Each of these subject areas or stories that I mention in the previous post could be told by our own historians in hundreds, thousands of different ways, while always leaving much more still to be said. For as I would say the information available to us today online may be infinite and the historians among us who would describe what is happening would have to at least consider the infinite quantity of material available to them, without ever being able to take into account more than a tiny fraction of what’s our there. So what does the historian do? They write their own histories, and they compete with the hundreds of others writing no less their own histories often of the same controversy or war time battle for the reader’s attention.

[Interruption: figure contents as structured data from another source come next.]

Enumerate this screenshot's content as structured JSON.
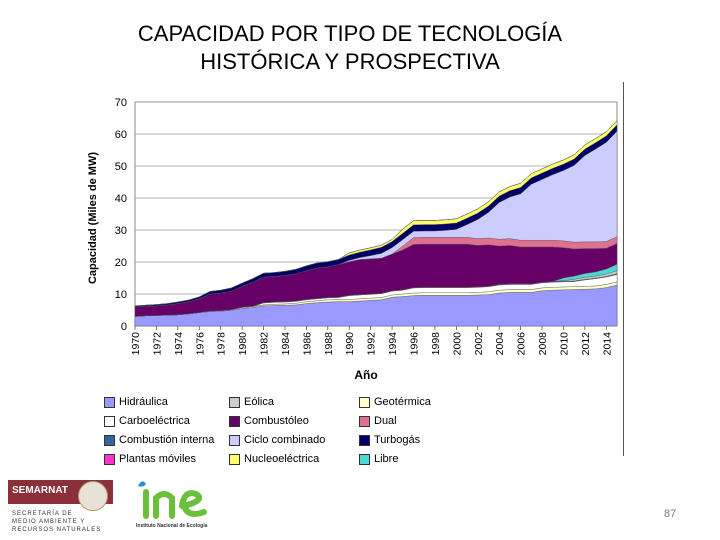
{
  "slide": {
    "title": "CAPACIDAD POR TIPO DE TECNOLOGÍA\nHISTÓRICA Y PROSPECTIVA",
    "page_number": "87",
    "logo_semarnat": {
      "name": "SEMARNAT",
      "subtitle": "SECRETARÍA DE\nMEDIO AMBIENTE Y\nRECURSOS NATURALES"
    },
    "logo_ine": {
      "text": "ine",
      "caption": "Instituto Nacional de Ecología"
    }
  },
  "chart_data": {
    "type": "area",
    "stacked": true,
    "xlabel": "Año",
    "ylabel": "Capacidad (Miles de MW)",
    "ylim": [
      0,
      70
    ],
    "yticks": [
      0,
      10,
      20,
      30,
      40,
      50,
      60,
      70
    ],
    "grid": true,
    "legend_position": "bottom",
    "x_tick_labels": [
      "1970",
      "1972",
      "1974",
      "1976",
      "1978",
      "1980",
      "1982",
      "1984",
      "1986",
      "1988",
      "1990",
      "1992",
      "1994",
      "1996",
      "1998",
      "2000",
      "2002",
      "2004",
      "2006",
      "2008",
      "2010",
      "2012",
      "2014"
    ],
    "x": [
      1970,
      1971,
      1972,
      1973,
      1974,
      1975,
      1976,
      1977,
      1978,
      1979,
      1980,
      1981,
      1982,
      1983,
      1984,
      1985,
      1986,
      1987,
      1988,
      1989,
      1990,
      1991,
      1992,
      1993,
      1994,
      1995,
      1996,
      1997,
      1998,
      1999,
      2000,
      2001,
      2002,
      2003,
      2004,
      2005,
      2006,
      2007,
      2008,
      2009,
      2010,
      2011,
      2012,
      2013,
      2014,
      2015
    ],
    "series": [
      {
        "name": "Hidráulica",
        "color": "#9999ff",
        "values": [
          3.0,
          3.2,
          3.3,
          3.4,
          3.5,
          3.8,
          4.2,
          4.5,
          4.6,
          4.9,
          5.5,
          5.8,
          6.3,
          6.4,
          6.5,
          6.6,
          7.0,
          7.3,
          7.5,
          7.6,
          7.6,
          7.8,
          8.0,
          8.2,
          9.0,
          9.2,
          9.5,
          9.6,
          9.6,
          9.6,
          9.6,
          9.6,
          9.7,
          9.8,
          10.3,
          10.5,
          10.5,
          10.5,
          11.0,
          11.2,
          11.3,
          11.4,
          11.5,
          11.6,
          12.0,
          12.8
        ]
      },
      {
        "name": "Geotérmica",
        "color": "#ffffcc",
        "values": [
          0,
          0,
          0,
          0,
          0,
          0,
          0,
          0.2,
          0.2,
          0.2,
          0.3,
          0.3,
          0.3,
          0.4,
          0.4,
          0.5,
          0.6,
          0.6,
          0.7,
          0.7,
          0.7,
          0.7,
          0.7,
          0.7,
          0.7,
          0.8,
          0.8,
          0.8,
          0.8,
          0.8,
          0.8,
          0.8,
          0.8,
          0.9,
          0.9,
          0.9,
          0.9,
          0.9,
          0.9,
          0.9,
          0.9,
          0.9,
          0.9,
          0.9,
          1.0,
          1.0
        ]
      },
      {
        "name": "Carboeléctrica",
        "color": "#ffffff",
        "values": [
          0,
          0,
          0,
          0,
          0,
          0,
          0,
          0,
          0,
          0,
          0,
          0,
          0.6,
          0.6,
          0.6,
          0.6,
          0.6,
          0.6,
          0.6,
          0.6,
          1.2,
          1.2,
          1.2,
          1.2,
          1.2,
          1.2,
          1.6,
          1.6,
          1.6,
          1.6,
          1.6,
          1.6,
          1.6,
          1.6,
          1.6,
          1.6,
          1.6,
          1.6,
          1.6,
          1.6,
          1.6,
          1.6,
          2.0,
          2.3,
          2.3,
          2.3
        ]
      },
      {
        "name": "Combustión interna",
        "color": "#336699",
        "values": [
          0,
          0,
          0,
          0,
          0,
          0,
          0,
          0,
          0,
          0,
          0.1,
          0.1,
          0.1,
          0.1,
          0.1,
          0.1,
          0.1,
          0.1,
          0.1,
          0.1,
          0.1,
          0.1,
          0.1,
          0.1,
          0.1,
          0.1,
          0.1,
          0.1,
          0.1,
          0.1,
          0.1,
          0.1,
          0.1,
          0.1,
          0.2,
          0.2,
          0.2,
          0.2,
          0.2,
          0.2,
          0.2,
          0.2,
          0.2,
          0.2,
          0.2,
          0.3
        ]
      },
      {
        "name": "Eólica",
        "color": "#cccccc",
        "values": [
          0,
          0,
          0,
          0,
          0,
          0,
          0,
          0,
          0,
          0,
          0,
          0,
          0,
          0,
          0,
          0,
          0,
          0,
          0,
          0,
          0,
          0,
          0,
          0,
          0,
          0,
          0,
          0,
          0,
          0,
          0,
          0,
          0,
          0,
          0,
          0,
          0,
          0,
          0,
          0,
          0.2,
          0.5,
          0.6,
          0.6,
          0.7,
          0.9
        ]
      },
      {
        "name": "Libre",
        "color": "#4dd8d8",
        "values": [
          0,
          0,
          0,
          0,
          0,
          0,
          0,
          0,
          0,
          0,
          0,
          0,
          0,
          0,
          0,
          0,
          0,
          0,
          0,
          0,
          0,
          0,
          0,
          0,
          0,
          0,
          0,
          0,
          0,
          0,
          0,
          0,
          0,
          0,
          0,
          0,
          0,
          0,
          0,
          0,
          0.8,
          1.0,
          1.2,
          1.3,
          1.6,
          2.0
        ]
      },
      {
        "name": "Combustóleo",
        "color": "#660066",
        "values": [
          3.0,
          3.0,
          3.0,
          3.2,
          3.5,
          3.8,
          4.3,
          5.3,
          5.5,
          5.8,
          6.5,
          7.5,
          8.0,
          8.0,
          8.2,
          8.5,
          9.0,
          9.5,
          9.6,
          10.2,
          10.5,
          11.0,
          11.0,
          11.0,
          11.5,
          12.5,
          13.5,
          13.5,
          13.5,
          13.5,
          13.5,
          13.5,
          13.0,
          13.0,
          12.0,
          12.0,
          11.5,
          11.5,
          11.0,
          10.8,
          9.5,
          8.5,
          7.8,
          7.3,
          6.5,
          6.5
        ]
      },
      {
        "name": "Dual",
        "color": "#e07090",
        "values": [
          0,
          0,
          0,
          0,
          0,
          0,
          0,
          0,
          0,
          0,
          0,
          0,
          0,
          0,
          0,
          0,
          0,
          0,
          0,
          0,
          0,
          0,
          0,
          0,
          0,
          1.2,
          2.1,
          2.1,
          2.1,
          2.1,
          2.1,
          2.1,
          2.1,
          2.1,
          2.1,
          2.1,
          2.1,
          2.1,
          2.1,
          2.1,
          2.1,
          2.1,
          2.1,
          2.1,
          2.1,
          2.1
        ]
      },
      {
        "name": "Ciclo combinado",
        "color": "#ccccff",
        "values": [
          0,
          0,
          0,
          0,
          0,
          0,
          0,
          0,
          0,
          0,
          0,
          0,
          0,
          0,
          0,
          0,
          0,
          0,
          0,
          0,
          0.4,
          0.6,
          1.0,
          1.5,
          2.0,
          2.0,
          2.0,
          2.0,
          2.0,
          2.2,
          2.5,
          4.0,
          6.0,
          8.0,
          11.5,
          13.0,
          14.5,
          17.5,
          19.0,
          20.5,
          22.0,
          24.0,
          27.0,
          29.0,
          31.0,
          33.0
        ]
      },
      {
        "name": "Turbogás",
        "color": "#000066",
        "values": [
          0.3,
          0.3,
          0.4,
          0.4,
          0.5,
          0.5,
          0.6,
          0.8,
          0.9,
          1.0,
          1.0,
          1.1,
          1.2,
          1.2,
          1.3,
          1.4,
          1.5,
          1.6,
          1.6,
          1.6,
          1.7,
          1.7,
          1.8,
          1.9,
          1.9,
          2.0,
          2.0,
          2.0,
          2.0,
          2.0,
          2.0,
          2.0,
          2.0,
          2.0,
          2.0,
          2.0,
          2.0,
          2.0,
          2.0,
          2.0,
          2.0,
          2.0,
          2.0,
          2.0,
          2.0,
          2.0
        ]
      },
      {
        "name": "Nucleoeléctrica",
        "color": "#ffff66",
        "values": [
          0,
          0,
          0,
          0,
          0,
          0,
          0,
          0,
          0,
          0,
          0,
          0,
          0,
          0,
          0,
          0,
          0,
          0,
          0,
          0,
          0.65,
          0.65,
          0.65,
          0.65,
          0.65,
          1.3,
          1.3,
          1.3,
          1.3,
          1.3,
          1.3,
          1.3,
          1.3,
          1.3,
          1.3,
          1.3,
          1.3,
          1.3,
          1.3,
          1.3,
          1.3,
          1.3,
          1.3,
          1.3,
          1.3,
          1.3
        ]
      },
      {
        "name": "Plantas móviles",
        "color": "#ff33cc",
        "values": [
          0,
          0,
          0,
          0,
          0,
          0,
          0,
          0,
          0,
          0,
          0,
          0,
          0,
          0,
          0,
          0,
          0,
          0,
          0,
          0,
          0,
          0,
          0,
          0,
          0,
          0,
          0,
          0,
          0,
          0,
          0,
          0,
          0,
          0,
          0,
          0,
          0,
          0,
          0,
          0,
          0,
          0,
          0,
          0,
          0,
          0
        ]
      }
    ],
    "legend": [
      "Hidráulica",
      "Eólica",
      "Geotérmica",
      "Carboeléctrica",
      "Combustóleo",
      "Dual",
      "Combustión interna",
      "Ciclo combinado",
      "Turbogás",
      "Plantas móviles",
      "Nucleoeléctrica",
      "Libre"
    ]
  }
}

Imagine now the existence of thousands of world voyagers much like Herodotus, writing about what they are observing in their travels. You don’t have to imagine it for it is happening right now. Why the New York Times and so many of the other Fake News publications do this every day. They have amazing writers and reporters that go out there into the world, much like Herodotus, to come back and tell us what they’ve seen. And I never tire of reading them, for reading them there is always more to learn about the world, more I did not know.

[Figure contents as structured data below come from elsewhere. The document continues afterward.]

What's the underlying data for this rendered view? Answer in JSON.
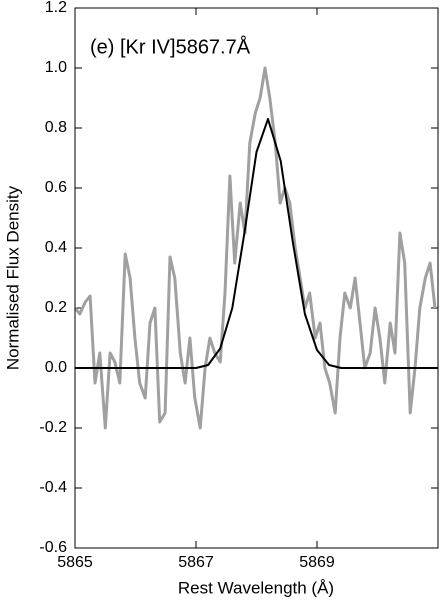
{
  "chart_data": {
    "type": "line",
    "annotation": "(e) [Kr IV]5867.7Å",
    "xlabel": "Rest Wavelength (Å)",
    "ylabel": "Normalised Flux Density",
    "xlim": [
      5865,
      5871
    ],
    "ylim": [
      -0.6,
      1.2
    ],
    "xticks": [
      5865,
      5867,
      5869
    ],
    "yticks": [
      1.2,
      {
        "value": 1,
        "label": "1.0"
      },
      0.8,
      0.6,
      0.4,
      0.2,
      {
        "value": 0,
        "label": "0.0"
      },
      -0.2,
      -0.4,
      -0.6
    ],
    "series": [
      {
        "color": "#a0a0a0",
        "x": [
          5865.0,
          5865.08,
          5865.17,
          5865.25,
          5865.33,
          5865.41,
          5865.5,
          5865.58,
          5865.66,
          5865.74,
          5865.83,
          5865.91,
          5865.99,
          5866.07,
          5866.16,
          5866.24,
          5866.32,
          5866.4,
          5866.49,
          5866.57,
          5866.65,
          5866.74,
          5866.82,
          5866.9,
          5866.98,
          5867.07,
          5867.15,
          5867.23,
          5867.31,
          5867.4,
          5867.48,
          5867.56,
          5867.64,
          5867.73,
          5867.81,
          5867.89,
          5867.98,
          5868.06,
          5868.14,
          5868.22,
          5868.31,
          5868.39,
          5868.47,
          5868.55,
          5868.64,
          5868.72,
          5868.8,
          5868.88,
          5868.97,
          5869.05,
          5869.13,
          5869.21,
          5869.3,
          5869.38,
          5869.46,
          5869.55,
          5869.63,
          5869.71,
          5869.79,
          5869.88,
          5869.96,
          5870.04,
          5870.12,
          5870.21,
          5870.29,
          5870.37,
          5870.45,
          5870.54,
          5870.62,
          5870.7,
          5870.79,
          5870.87,
          5870.95
        ],
        "values": [
          0.2,
          0.18,
          0.22,
          0.24,
          -0.05,
          0.05,
          -0.2,
          0.05,
          0.02,
          -0.05,
          0.38,
          0.3,
          0.1,
          -0.05,
          -0.1,
          0.15,
          0.2,
          -0.18,
          -0.15,
          0.37,
          0.3,
          0.05,
          -0.05,
          0.1,
          -0.1,
          -0.2,
          0.0,
          0.1,
          0.05,
          0.02,
          0.25,
          0.64,
          0.35,
          0.55,
          0.45,
          0.75,
          0.85,
          0.9,
          1.0,
          0.9,
          0.75,
          0.55,
          0.6,
          0.55,
          0.4,
          0.3,
          0.2,
          0.25,
          0.1,
          0.15,
          0.0,
          -0.05,
          -0.15,
          0.1,
          0.25,
          0.2,
          0.3,
          0.15,
          0.0,
          0.05,
          0.2,
          0.1,
          -0.05,
          0.15,
          0.05,
          0.45,
          0.35,
          -0.15,
          0.0,
          0.2,
          0.3,
          0.35,
          0.2
        ]
      },
      {
        "color": "#000000",
        "x": [
          5865,
          5867,
          5867.2,
          5867.4,
          5867.6,
          5867.8,
          5868.0,
          5868.19,
          5868.4,
          5868.6,
          5868.8,
          5869.0,
          5869.2,
          5869.4,
          5871
        ],
        "values": [
          0,
          0,
          0.01,
          0.065,
          0.2,
          0.45,
          0.72,
          0.83,
          0.69,
          0.42,
          0.18,
          0.06,
          0.01,
          0,
          0
        ]
      }
    ]
  }
}
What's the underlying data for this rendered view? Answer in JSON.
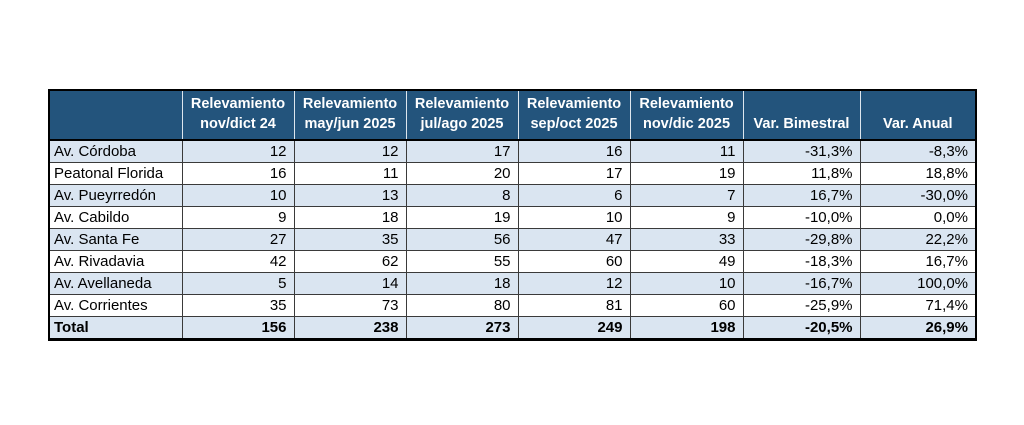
{
  "page": {
    "background": "#ffffff"
  },
  "table": {
    "colors": {
      "header_bg": "#23547C",
      "header_text": "#ffffff",
      "row_alt_bg": "#DAE5F1",
      "row_bg": "#ffffff",
      "cell_text": "#000000",
      "border": "#000000"
    },
    "columns": [
      {
        "id": "street",
        "line1": "",
        "line2": ""
      },
      {
        "id": "nov-dict-24",
        "line1": "Relevamiento",
        "line2": "nov/dict 24"
      },
      {
        "id": "may-jun-2025",
        "line1": "Relevamiento",
        "line2": "may/jun 2025"
      },
      {
        "id": "jul-ago-2025",
        "line1": "Relevamiento",
        "line2": "jul/ago 2025"
      },
      {
        "id": "sep-oct-2025",
        "line1": "Relevamiento",
        "line2": "sep/oct 2025"
      },
      {
        "id": "nov-dic-2025",
        "line1": "Relevamiento",
        "line2": "nov/dic 2025"
      },
      {
        "id": "var-bimestral",
        "line1": "",
        "line2": "Var. Bimestral"
      },
      {
        "id": "var-anual",
        "line1": "",
        "line2": "Var. Anual"
      }
    ],
    "rows": [
      {
        "label": "Av. Córdoba",
        "values": [
          "12",
          "12",
          "17",
          "16",
          "11",
          "-31,3%",
          "-8,3%"
        ]
      },
      {
        "label": "Peatonal Florida",
        "values": [
          "16",
          "11",
          "20",
          "17",
          "19",
          "11,8%",
          "18,8%"
        ]
      },
      {
        "label": "Av. Pueyrredón",
        "values": [
          "10",
          "13",
          "8",
          "6",
          "7",
          "16,7%",
          "-30,0%"
        ]
      },
      {
        "label": "Av. Cabildo",
        "values": [
          "9",
          "18",
          "19",
          "10",
          "9",
          "-10,0%",
          "0,0%"
        ]
      },
      {
        "label": "Av. Santa Fe",
        "values": [
          "27",
          "35",
          "56",
          "47",
          "33",
          "-29,8%",
          "22,2%"
        ]
      },
      {
        "label": "Av. Rivadavia",
        "values": [
          "42",
          "62",
          "55",
          "60",
          "49",
          "-18,3%",
          "16,7%"
        ]
      },
      {
        "label": "Av. Avellaneda",
        "values": [
          "5",
          "14",
          "18",
          "12",
          "10",
          "-16,7%",
          "100,0%"
        ]
      },
      {
        "label": "Av. Corrientes",
        "values": [
          "35",
          "73",
          "80",
          "81",
          "60",
          "-25,9%",
          "71,4%"
        ]
      }
    ],
    "total_row": {
      "label": "Total",
      "values": [
        "156",
        "238",
        "273",
        "249",
        "198",
        "-20,5%",
        "26,9%"
      ]
    }
  },
  "chart_data": {
    "type": "table",
    "title": "",
    "column_headers": [
      "",
      "Relevamiento nov/dict 24",
      "Relevamiento may/jun 2025",
      "Relevamiento jul/ago 2025",
      "Relevamiento sep/oct 2025",
      "Relevamiento nov/dic 2025",
      "Var. Bimestral",
      "Var. Anual"
    ],
    "categories": [
      "Av. Córdoba",
      "Peatonal Florida",
      "Av. Pueyrredón",
      "Av. Cabildo",
      "Av. Santa Fe",
      "Av. Rivadavia",
      "Av. Avellaneda",
      "Av. Corrientes",
      "Total"
    ],
    "series": [
      {
        "name": "Relevamiento nov/dict 24",
        "values": [
          12,
          16,
          10,
          9,
          27,
          42,
          5,
          35,
          156
        ]
      },
      {
        "name": "Relevamiento may/jun 2025",
        "values": [
          12,
          11,
          13,
          18,
          35,
          62,
          14,
          73,
          238
        ]
      },
      {
        "name": "Relevamiento jul/ago 2025",
        "values": [
          17,
          20,
          8,
          19,
          56,
          55,
          18,
          80,
          273
        ]
      },
      {
        "name": "Relevamiento sep/oct 2025",
        "values": [
          16,
          17,
          6,
          10,
          47,
          60,
          12,
          81,
          249
        ]
      },
      {
        "name": "Relevamiento nov/dic 2025",
        "values": [
          11,
          19,
          7,
          9,
          33,
          49,
          10,
          60,
          198
        ]
      },
      {
        "name": "Var. Bimestral",
        "values": [
          "-31,3%",
          "11,8%",
          "16,7%",
          "-10,0%",
          "-29,8%",
          "-18,3%",
          "-16,7%",
          "-25,9%",
          "-20,5%"
        ]
      },
      {
        "name": "Var. Anual",
        "values": [
          "-8,3%",
          "18,8%",
          "-30,0%",
          "0,0%",
          "22,2%",
          "16,7%",
          "100,0%",
          "71,4%",
          "26,9%"
        ]
      }
    ]
  }
}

Imagine a thousand or more individuals with the intelligence and sensitivity of Thucydides looking closely at our own wars, giving us full descriptions of what happened, and more important what was going on underneath the surface disagreements and battles. Herodotus and Thucydides where are you now? Well you may very well be here with us but in multiple copies, and that’s good.

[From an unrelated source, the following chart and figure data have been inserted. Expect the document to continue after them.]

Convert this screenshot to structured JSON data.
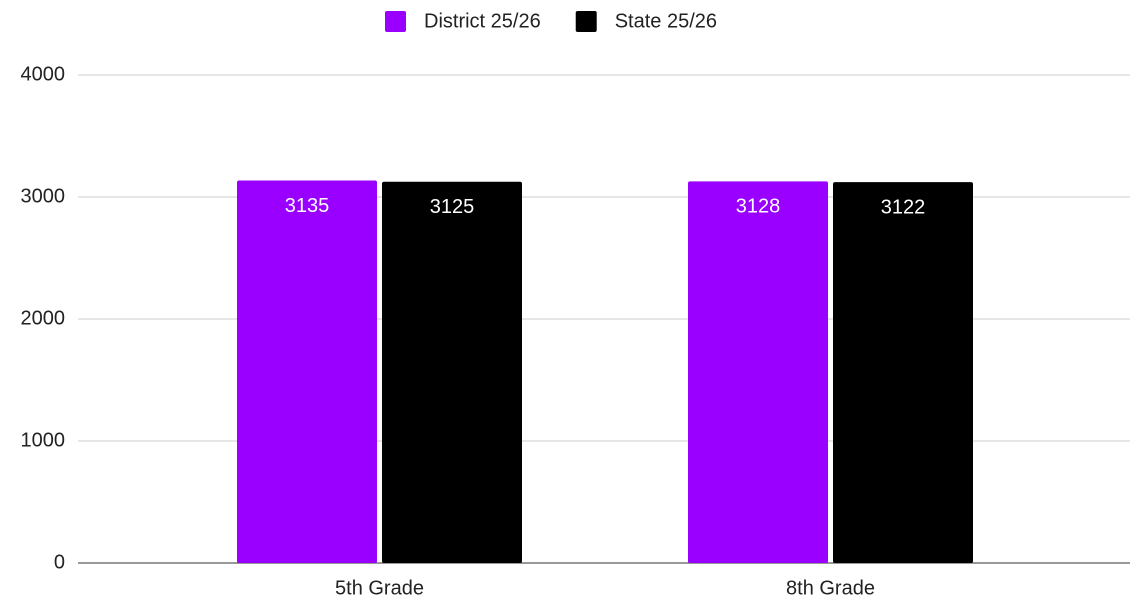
{
  "chart_data": {
    "type": "bar",
    "categories": [
      "5th Grade",
      "8th Grade"
    ],
    "series": [
      {
        "name": "District 25/26",
        "color": "#9900ff",
        "values": [
          3135,
          3128
        ]
      },
      {
        "name": "State 25/26",
        "color": "#000000",
        "values": [
          3125,
          3122
        ]
      }
    ],
    "ylim": [
      0,
      4000
    ],
    "yticks": [
      0,
      1000,
      2000,
      3000,
      4000
    ],
    "grid": true,
    "legend": "top"
  }
}
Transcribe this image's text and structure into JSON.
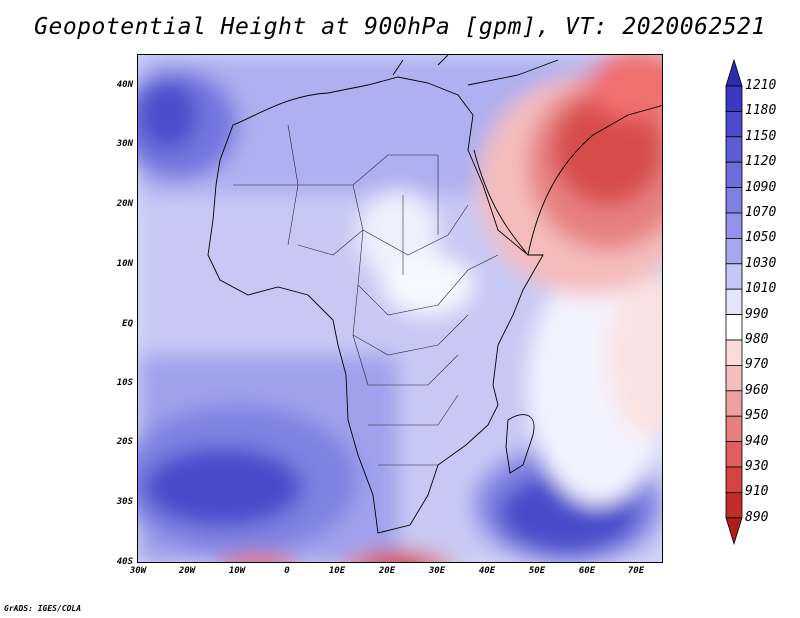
{
  "title": "Geopotential Height at 900hPa [gpm], VT: 2020062521",
  "lat_labels": [
    "40N",
    "30N",
    "20N",
    "10N",
    "EQ",
    "10S",
    "20S",
    "30S",
    "40S"
  ],
  "lon_labels": [
    "30W",
    "20W",
    "10W",
    "0",
    "10E",
    "20E",
    "30E",
    "40E",
    "50E",
    "60E",
    "70E"
  ],
  "colorbar": {
    "labels": [
      "1210",
      "1180",
      "1150",
      "1120",
      "1090",
      "1070",
      "1050",
      "1030",
      "1010",
      "990",
      "980",
      "970",
      "960",
      "950",
      "940",
      "930",
      "910",
      "890"
    ],
    "colors": [
      "#2d2ab4",
      "#3b39c4",
      "#4b4bcc",
      "#5c5dd4",
      "#6d6ddc",
      "#7e7fe2",
      "#9293e8",
      "#a6a7ee",
      "#c4c6f4",
      "#e4e5fa",
      "#ffffff",
      "#fbdcdc",
      "#f5bebe",
      "#ee9f9f",
      "#e87f7f",
      "#e05e5e",
      "#d64343",
      "#c52b2b",
      "#b01d1d"
    ]
  },
  "credit": "GrADS: IGES/COLA",
  "map": {
    "lon_range": [
      -30,
      75
    ],
    "lat_range": [
      -40,
      45
    ]
  }
}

And I haven’t even mentioned Homer. But I’m sure he’s here too, somewhere. When you have thousands of us looking about us and writing about what we see it’s inevitable that there will be some of them who will have as much to tell us about our world, more actually, than the ancients, when there were only a very few, writing, about their own compared to ours, tiny world. Because today’s historians, and perhaps poets also, will have read the ancients and incorporated the ancient wisdom into their own works. Or something like that… I often think that we live in the best of times, assuming that we will have a decent guy as our president in January of 2021.